Update_database uses quite a large amount of main memory by default. If your update_database process gets killed, you can reduce the flush size at the expense of doing more frequent flushes to the database. The flush size can be defined via parameter --flush-size. The default value of 16 will require >4GB memory, while --flush-size=2 will keep your update_database process down to around 1GB, even for large full history extracts like Germany. For performance reasons you should to try increase this value as much as your available memory permits.

Open Issues

  • Performance: Running Overpass API queries on a full history extract DB results in massive increase in runtime / memory requirements (4s => 40 minutes) for Germany extract ( filter_attic_elements). Using osh format will create an invalid/unusable db, use .osc instead!

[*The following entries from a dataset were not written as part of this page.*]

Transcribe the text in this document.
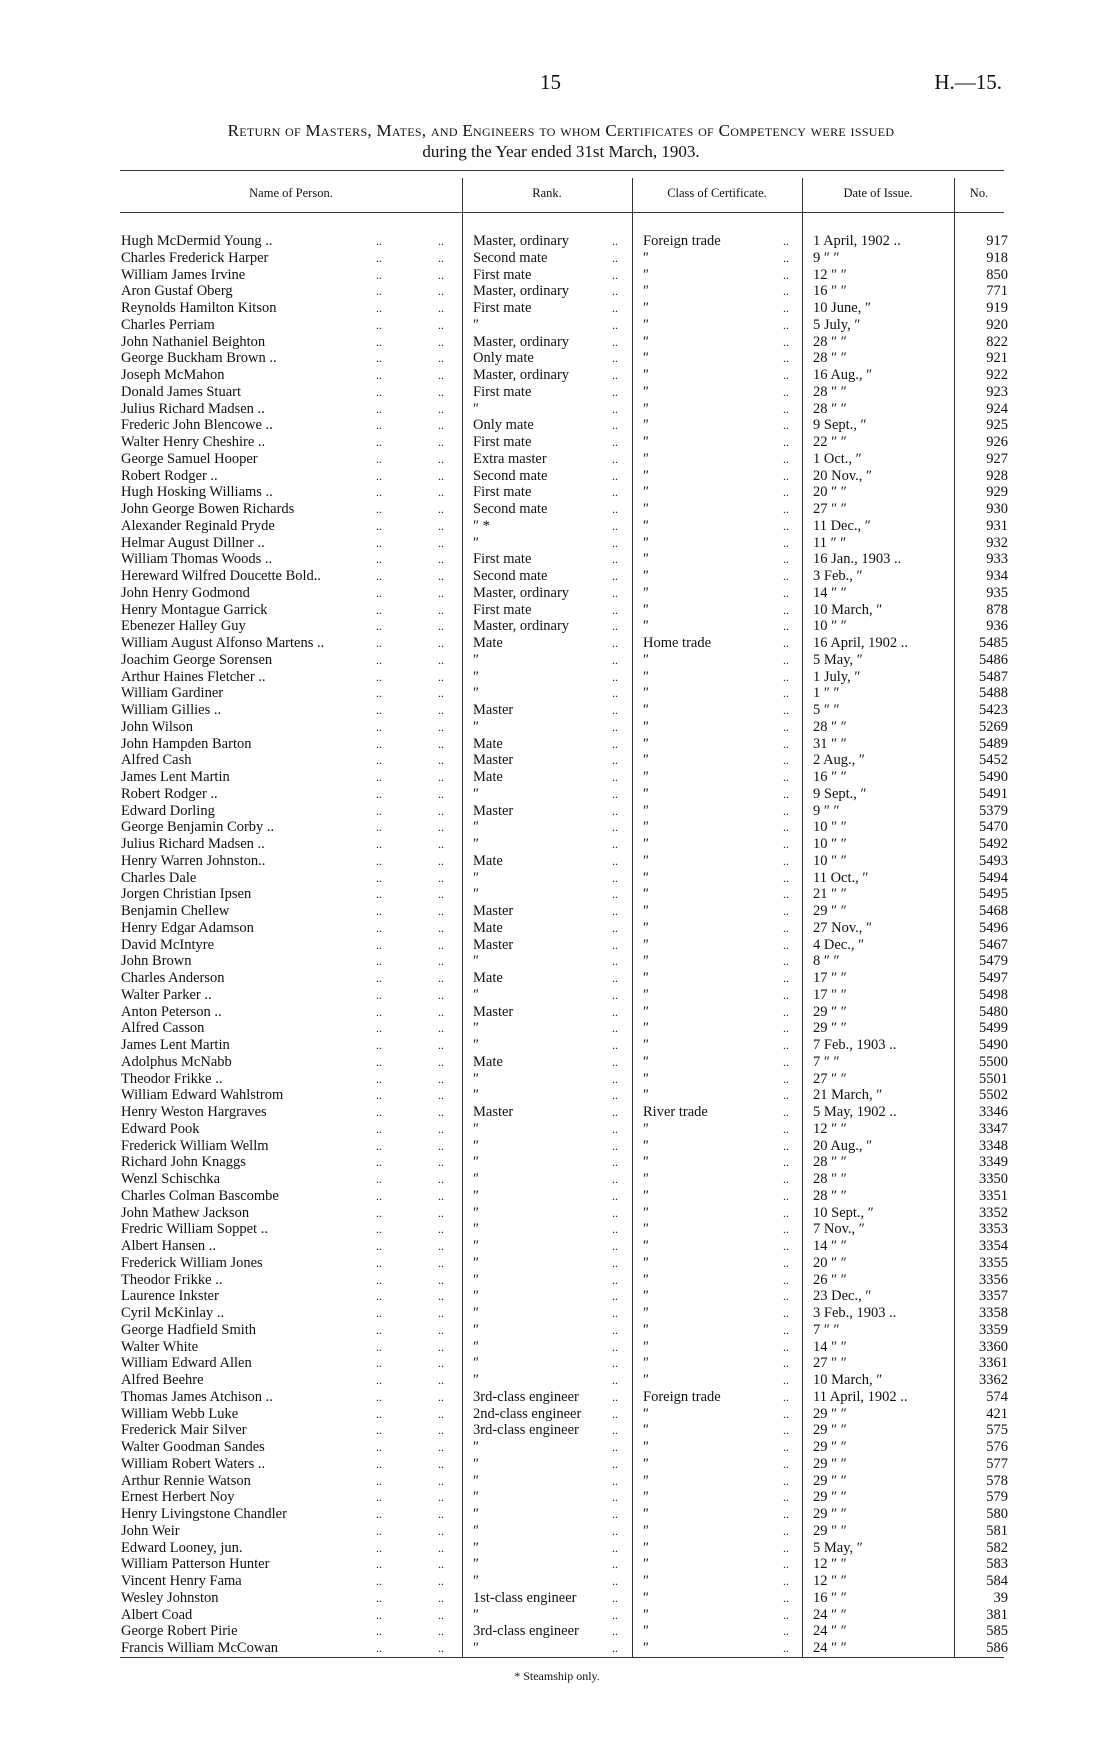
15	H.—15.
Return of Masters, Mates, and Engineers to whom Certificates of Competency were issued
during the Year ended 31st March, 1903.
Name of Person.	Rank.	Class of Certificate.	Date of Issue.	No.
Hugh McDermid Young ..	Master, ordinary	Foreign trade	1 April, 1902 ..	917
..	..	..	..
Charles Frederick Harper	Second mate	″	9 ″ ″	918
..	..	..	..
William James Irvine	First mate	″	12 ″ ″	850
..	..	..	..
Aron Gustaf Oberg	Master, ordinary	″	16 ″ ″	771
..	..	..	..
Reynolds Hamilton Kitson	First mate	″	10 June, ″	919
..	..	..	..
Charles Perriam	″	″	5 July, ″	920
..	..	..	..
John Nathaniel Beighton	Master, ordinary	″	28 ″ ″	822
..	..	..	..
George Buckham Brown ..	Only mate	″	28 ″ ″	921
..	..	..	..
Joseph McMahon	Master, ordinary	″	16 Aug., ″	922
..	..	..	..
Donald James Stuart	First mate	″	28 ″ ″	923
..	..	..	..
Julius Richard Madsen ..	″	″	28 ″ ″	924
..	..	..	..
Frederic John Blencowe ..	Only mate	″	9 Sept., ″	925
..	..	..	..
Walter Henry Cheshire ..	First mate	″	22 ″ ″	926
..	..	..	..
George Samuel Hooper	Extra master	″	1 Oct., ″	927
..	..	..	..
Robert Rodger ..	Second mate	″	20 Nov., ″	928
..	..	..	..
Hugh Hosking Williams ..	First mate	″	20 ″ ″	929
..	..	..	..
John George Bowen Richards	Second mate	″	27 ″ ″	930
..	..	..	..
Alexander Reginald Pryde	″ *	″	11 Dec., ″	931
..	..	..	..
Helmar August Dillner ..	″	″	11 ″ ″	932
..	..	..	..
William Thomas Woods ..	First mate	″	16 Jan., 1903 ..	933
..	..	..	..
Hereward Wilfred Doucette Bold..	Second mate	″	3 Feb., ″	934
..	..	..	..
John Henry Godmond	Master, ordinary	″	14 ″ ″	935
..	..	..	..
Henry Montague Garrick	First mate	″	10 March, ″	878
..	..	..	..
Ebenezer Halley Guy	Master, ordinary	″	10 ″ ″	936
..	..	..	..
William August Alfonso Martens ..	Mate	Home trade	16 April, 1902 ..	5485
..	..	..	..
Joachim George Sorensen	″	″	5 May, ″	5486
..	..	..	..
Arthur Haines Fletcher ..	″	″	1 July, ″	5487
..	..	..	..
William Gardiner	″	″	1 ″ ″	5488
..	..	..	..
William Gillies ..	Master	″	5 ″ ″	5423
..	..	..	..
John Wilson	″	″	28 ″ ″	5269
..	..	..	..
John Hampden Barton	Mate	″	31 ″ ″	5489
..	..	..	..
Alfred Cash	Master	″	2 Aug., ″	5452
..	..	..	..
James Lent Martin	Mate	″	16 ″ ″	5490
..	..	..	..
Robert Rodger ..	″	″	9 Sept., ″	5491
..	..	..	..
Edward Dorling	Master	″	9 ″ ″	5379
..	..	..	..
George Benjamin Corby ..	″	″	10 ″ ″	5470
..	..	..	..
Julius Richard Madsen ..	″	″	10 ″ ″	5492
..	..	..	..
Henry Warren Johnston..	Mate	″	10 ″ ″	5493
..	..	..	..
Charles Dale	″	″	11 Oct., ″	5494
..	..	..	..
Jorgen Christian Ipsen	″	″	21 ″ ″	5495
..	..	..	..
Benjamin Chellew	Master	″	29 ″ ″	5468
..	..	..	..
Henry Edgar Adamson	Mate	″	27 Nov., ″	5496
..	..	..	..
David McIntyre	Master	″	4 Dec., ″	5467
..	..	..	..
John Brown	″	″	8 ″ ″	5479
..	..	..	..
Charles Anderson	Mate	″	17 ″ ″	5497
..	..	..	..
Walter Parker ..	″	″	17 ″ ″	5498
..	..	..	..
Anton Peterson ..	Master	″	29 ″ ″	5480
..	..	..	..
Alfred Casson	″	″	29 ″ ″	5499
..	..	..	..
James Lent Martin	″	″	7 Feb., 1903 ..	5490
..	..	..	..
Adolphus McNabb	Mate	″	7 ″ ″	5500
..	..	..	..
Theodor Frikke ..	″	″	27 ″ ″	5501
..	..	..	..
William Edward Wahlstrom	″	″	21 March, ″	5502
..	..	..	..
Henry Weston Hargraves	Master	River trade	5 May, 1902 ..	3346
..	..	..	..
Edward Pook	″	″	12 ″ ″	3347
..	..	..	..
Frederick William Wellm	″	″	20 Aug., ″	3348
..	..	..	..
Richard John Knaggs	″	″	28 ″ ″	3349
..	..	..	..
Wenzl Schischka	″	″	28 ″ ″	3350
..	..	..	..
Charles Colman Bascombe	″	″	28 ″ ″	3351
..	..	..	..
John Mathew Jackson	″	″	10 Sept., ″	3352
..	..	..	..
Fredric William Soppet ..	″	″	7 Nov., ″	3353
..	..	..	..
Albert Hansen ..	″	″	14 ″ ″	3354
..	..	..	..
Frederick William Jones	″	″	20 ″ ″	3355
..	..	..	..
Theodor Frikke ..	″	″	26 ″ ″	3356
..	..	..	..
Laurence Inkster	″	″	23 Dec., ″	3357
..	..	..	..
Cyril McKinlay ..	″	″	3 Feb., 1903 ..	3358
..	..	..	..
George Hadfield Smith	″	″	7 ″ ″	3359
..	..	..	..
Walter White	″	″	14 ″ ″	3360
..	..	..	..
William Edward Allen	″	″	27 ″ ″	3361
..	..	..	..
Alfred Beehre	″	″	10 March, ″	3362
..	..	..	..
Thomas James Atchison ..	3rd-class engineer	Foreign trade	11 April, 1902 ..	574
..	..	..	..
William Webb Luke	2nd-class engineer	″	29 ″ ″	421
..	..	..	..
Frederick Mair Silver	3rd-class engineer	″	29 ″ ″	575
..	..	..	..
Walter Goodman Sandes	″	″	29 ″ ″	576
..	..	..	..
William Robert Waters ..	″	″	29 ″ ″	577
..	..	..	..
Arthur Rennie Watson	″	″	29 ″ ″	578
..	..	..	..
Ernest Herbert Noy	″	″	29 ″ ″	579
..	..	..	..
Henry Livingstone Chandler	″	″	29 ″ ″	580
..	..	..	..
John Weir	″	″	29 ″ ″	581
..	..	..	..
Edward Looney, jun.	″	″	5 May, ″	582
..	..	..	..
William Patterson Hunter	″	″	12 ″ ″	583
..	..	..	..
Vincent Henry Fama	″	″	12 ″ ″	584
..	..	..	..
Wesley Johnston	1st-class engineer	″	16 ″ ″	39
..	..	..	..
Albert Coad	″	″	24 ″ ″	381
..	..	..	..
George Robert Pirie	3rd-class engineer	″	24 ″ ″	585
..	..	..	..
Francis William McCowan	″	″	24 ″ ″	586
..	..	..	..
* Steamship only.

  • Currently there seems to be an issue with osmconvert 0.7U not returning ways with visible=false, see Github ticket, reported on osmconvert Wiki Discussion page - Fixed in osmconvert 0.7V
  • update_database implicitly assumes deleted nodes to not have any lat/lon values and does not yet evaluate the visible="false" flag. Unfortunately osmium_convert produces deleted nodes as lat="0.0000000" lon="0.0000000" along with visible="false". update_database considers these as proper nodes rather than deleted ones, see Github Ticket Obsolete when using .osc instead of .osh
  • Both osmium_convert and osmconvert produce an XML for relation id 240302 version 2, which cannot be handled by the Expat parser used in Overpass API, see Github Ticket for osmium_convert. => fixed, need to wait for next available full history extract.